My sister, Jemima and I walked about 40 mins to the hospital, which was nice enough but of course would involve a long wait.  So I accompanied my sister back to the hotel with the view to return to my darling Jemima to wait with her at the hospital until she was called.  “I’ll be back within the hour, I promise” I said to her as I kissed her on the forehead and left her in the waiting room of the hospital.  My sister and I returned to the area of Venice where our hotel room was, to find that at night time it all looked a little different.  Also at the same time all the alleyways and streets looked exactly the same.  It wasn’t long before we realised we were lost.

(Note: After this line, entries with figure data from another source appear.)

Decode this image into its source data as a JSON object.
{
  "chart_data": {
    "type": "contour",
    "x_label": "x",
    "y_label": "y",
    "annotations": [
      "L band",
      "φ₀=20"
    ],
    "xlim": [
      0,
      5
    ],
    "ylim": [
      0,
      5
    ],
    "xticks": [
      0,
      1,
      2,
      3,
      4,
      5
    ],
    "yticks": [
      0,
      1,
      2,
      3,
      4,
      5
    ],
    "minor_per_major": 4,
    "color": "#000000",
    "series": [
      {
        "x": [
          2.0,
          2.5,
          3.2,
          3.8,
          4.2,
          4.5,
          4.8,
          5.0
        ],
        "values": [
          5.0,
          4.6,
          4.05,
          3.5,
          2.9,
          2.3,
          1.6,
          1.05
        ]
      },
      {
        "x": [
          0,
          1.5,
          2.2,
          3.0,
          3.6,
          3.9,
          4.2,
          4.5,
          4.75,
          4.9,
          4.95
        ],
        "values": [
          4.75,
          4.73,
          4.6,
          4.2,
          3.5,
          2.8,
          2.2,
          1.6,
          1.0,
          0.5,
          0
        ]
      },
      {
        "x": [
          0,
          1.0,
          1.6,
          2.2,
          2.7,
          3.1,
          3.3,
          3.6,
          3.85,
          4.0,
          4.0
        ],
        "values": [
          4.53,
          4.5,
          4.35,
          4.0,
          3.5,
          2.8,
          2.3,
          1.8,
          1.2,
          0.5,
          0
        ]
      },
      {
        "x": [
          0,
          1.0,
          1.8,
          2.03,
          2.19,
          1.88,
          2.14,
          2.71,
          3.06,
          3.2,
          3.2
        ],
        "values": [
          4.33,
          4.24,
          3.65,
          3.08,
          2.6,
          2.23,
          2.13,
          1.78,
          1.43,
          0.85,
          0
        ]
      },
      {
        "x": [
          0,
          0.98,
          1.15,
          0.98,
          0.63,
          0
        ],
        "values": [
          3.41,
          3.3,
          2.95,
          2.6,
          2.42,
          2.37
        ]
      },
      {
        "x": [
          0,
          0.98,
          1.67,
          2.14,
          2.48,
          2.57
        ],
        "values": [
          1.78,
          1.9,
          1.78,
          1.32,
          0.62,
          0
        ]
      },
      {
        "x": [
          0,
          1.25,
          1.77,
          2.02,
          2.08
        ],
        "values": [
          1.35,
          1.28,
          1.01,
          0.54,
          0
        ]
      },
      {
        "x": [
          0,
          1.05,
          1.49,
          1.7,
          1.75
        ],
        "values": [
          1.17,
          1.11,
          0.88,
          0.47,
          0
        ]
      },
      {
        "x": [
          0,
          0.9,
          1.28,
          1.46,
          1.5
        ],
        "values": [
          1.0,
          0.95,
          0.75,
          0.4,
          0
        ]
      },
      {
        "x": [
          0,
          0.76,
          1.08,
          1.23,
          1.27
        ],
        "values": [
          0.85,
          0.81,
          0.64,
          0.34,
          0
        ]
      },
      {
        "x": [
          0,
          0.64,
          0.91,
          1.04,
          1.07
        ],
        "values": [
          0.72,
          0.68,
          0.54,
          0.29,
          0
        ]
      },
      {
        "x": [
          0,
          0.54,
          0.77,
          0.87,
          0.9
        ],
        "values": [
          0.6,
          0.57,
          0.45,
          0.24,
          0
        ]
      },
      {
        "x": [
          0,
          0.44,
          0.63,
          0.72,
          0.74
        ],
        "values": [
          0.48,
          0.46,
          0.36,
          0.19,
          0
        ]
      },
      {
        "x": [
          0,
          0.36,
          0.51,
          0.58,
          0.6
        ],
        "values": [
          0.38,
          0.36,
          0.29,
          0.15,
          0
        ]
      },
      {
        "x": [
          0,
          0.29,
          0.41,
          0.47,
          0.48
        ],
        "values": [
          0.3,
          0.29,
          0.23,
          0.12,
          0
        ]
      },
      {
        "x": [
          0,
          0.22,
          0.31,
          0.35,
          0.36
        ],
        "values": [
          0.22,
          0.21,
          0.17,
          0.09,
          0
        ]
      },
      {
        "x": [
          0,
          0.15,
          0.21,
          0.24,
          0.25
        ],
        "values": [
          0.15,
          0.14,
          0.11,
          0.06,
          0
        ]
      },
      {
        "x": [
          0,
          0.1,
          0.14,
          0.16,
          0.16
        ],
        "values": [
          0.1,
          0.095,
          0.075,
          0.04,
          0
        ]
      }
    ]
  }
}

At the time I didn’t think we had the full address on hand (although I realised later I did), the people who rented us the room were not answering their phone and my grandmother at home was unable to give directions. At this point I think I sunk into a kind of madness as I ran around the alleyways and streets desperately trying to recognise a door or a street sign.  My sister and I were lost, desperate and getting quite upset.  Eventually my grandmother made it downstairs on her walking stick and walked into a main street where I eventually found her.  By the time I finally made it back to Jemima at the hospital it had been four hours.  Not too long after Jemima was called in and the doctors, after an initial misunderstanding about what the problem actually was, removed the offending black object from Jemima’s eye and affixed a very handsome looking eye patch to her face.  We walked back to the hotel in a kind of daze, and ate a kebab on the way home.  All in all, the rest of the holiday went mostly without further incident (except the washing machine flooding the living room at one point, and us being late to the airport when we left).  My sister, Jemima and I went on to see some pretty amazing sites in Venice.  St Marks Church, St Marks Square, The Doge’s Palace, the mansion of the Monsignors and of course Jemima and I took a fateful boat ride through the timeless canals of Venice.  After our engagement Jemima and I got lost in the alleyways, had an amazing dinner and topped it off with some cocktails (Sidecars, our trademark drink) in the Hotel Danieli while a very talented piano bar pianist played and sung ‘Just The Way You Are’.  It was truly magical.